China’s apparent rising disregard for what the world thinks as well as agreements it has signed with other countries was felt across the region when Beijing earlier this year announced plans for a new security law for Hong Kong.

Residents in the former British colony resented the move and demonstrated against it while Britain considered such interference in Hong Kong’s internal affairs as a breach of the Sino-British declaration of 1984 under which London agreed to hand over the territory to China in 1997.

The declaration was registered with the UN and Britain considers it a binding international treaty. Beijing, however, now argues that as soon as the handover was complete, it became null and void. That view was expressed earlier in June 2017 by a Chinese foreign ministry statement saying that the agreement was “a historical document that no longer has any practical significance.”

Until now Australia has been very reluctant to criticize China, which buys huge quantities of minerals, ores, grain and other natural resources from Australian producers. But critical voices are rising at the highest levels, with foreign minister Marise Payne saying in mid-June that it was “troubling that some countries are using the (Covid-19) pandemic to undermine liberal democracy to promote their own more authoritarian models.”

She hit out against China in particular for spreading “disinformation about the pandemic” and “the risk of racist attacks against” Chinese tourists and students in Australia. Payne also highlighted an announcement by Twitter that it would remove 23,000 China-linked accounts for “spreading geopolitical narratives favorable to the [Chinese] Communist Party.”

It is not yet clear whether Australia will participate in India’s Malabar naval exercises with the US and Japan. Barry O’Farrell, the Australian high commissioner in New Delhi, was quoted this month in The Hindu newspaper as saying that “we would be delighted to participate in Malabar” but that it may “get in the way of the underappreciated growth and significance of defense ties between Australia and India.”

He added that such bilateral defense cooperation has “quadrupled in the last six years.” That cooperation includes maneuvers and intelligence-sharing in the Indian Ocean and a new agreement signed in June which will give Indian warships access to Australian naval facilities for logistical purposes.

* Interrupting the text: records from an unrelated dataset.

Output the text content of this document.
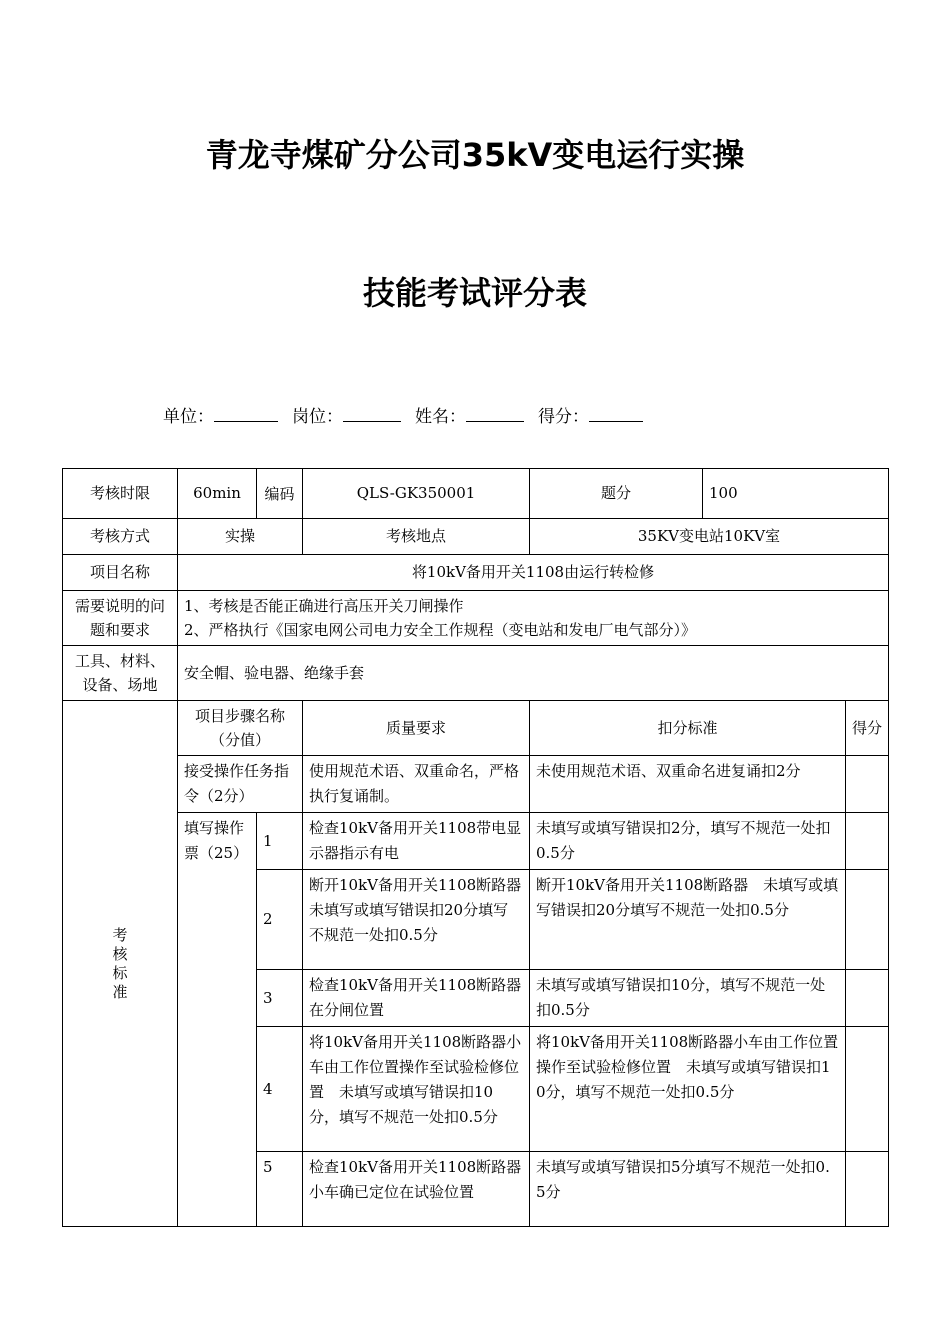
青龙寺煤矿分公司35kV变电运行实操
技能考试评分表
单位：	岗位：	姓名：	得分：
考核时限	60min	编码	QLS-GK350001	题分	100	
考核方式	实操		考核地点	35KV变电站10KV室		
项目名称	将10kV备用开关1108由运行转检修					
需要说明的问题和要求	1、考核是否能正确进行高压开关刀闸操作
2、严格执行《国家电网公司电力安全工作规程（变电站和发电厂电气部分）》					

工具、材料、设备、场地	安全帽、验电器、绝缘手套					

考
核
标
准	项目步骤名称（分值）		质量要求	扣分标准		得分
	接受操作任务指令（2分）		使用规范术语、双重命名，严格执行复诵制。	未使用规范术语、双重命名进复诵扣2分		
	填写操作票（25）	1	检查10kV备用开关1108带电显示器指示有电	未填写或填写错误扣2分，填写不规范一处扣0.5分		
		2	断开10kV备用开关1108断路器　未填写或填写错误扣20分填写不规范一处扣0.5分	断开10kV备用开关1108断路器　未填写或填写错误扣20分填写不规范一处扣0.5分		
		3	检查10kV备用开关1108断路器在分闸位置	未填写或填写错误扣10分，填写不规范一处扣0.5分		
		4	将10kV备用开关1108断路器小车由工作位置操作至试验检修位置　未填写或填写错误扣10分，填写不规范一处扣0.5分	将10kV备用开关1108断路器小车由工作位置操作至试验检修位置　未填写或填写错误扣10分，填写不规范一处扣0.5分		
		5	检查10kV备用开关1108断路器小车确已定位在试验位置	未填写或填写错误扣5分填写不规范一处扣0.5分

Australian Prime Minister Scott Morrison recently called India “a trusted friend of Australia” while India’s The Economic Times newspaper commented on June 5 that “the widening of the Indo-Australian strategic partnership is also significant amid the standoff at the Line of Actual Control between India and China and it could send a message to Beijing.”

The US sent an even stronger message to China’s leaders when, in the first week of June, the guided-missile destroyer Russell transited the Taiwan Strait. It was the second such trip since May and US Pacific Fleet spokesperson Rachel Maul said that it “demonstrates the US commitment to a free and open Indo-Pacific. The US Navy will continue to fly, sail and operate anywhere international law allows.”

The transit was no doubt in response to China’s saber-rattling against Taiwan and shows that the Covid-19 crisis, which has hit the US especially hard, does not mean that Washington has forgotten its defense obligations in the Asia-Pacific.

China’s policies in that theatre have helped to forge a new informal alliance between Taiwan and Japan. Indeed, Tokyo called Taiwan “an extremely important partner” in this year’s annual foreign policy report. On May 20, Japan’s government spokesman Yoshihide Suga said Tokyo is “eager to deepen its ties with Taiwan as its president, Tsai Ing-wen, begins her second term in office.”

From the Himalayan mountains to the South China Sea, China’s recent actions are redounding on Beijing in unforeseen ways and maybe pushing the encirclement it aims to avert. How that new dynamic will play out will be clearer once the Covid-19 crisis ends and countries take a clearer measure of China’s recent moves, including the killing of 20 Indian soldiers with crude implements over a contested, rocky mountainous border.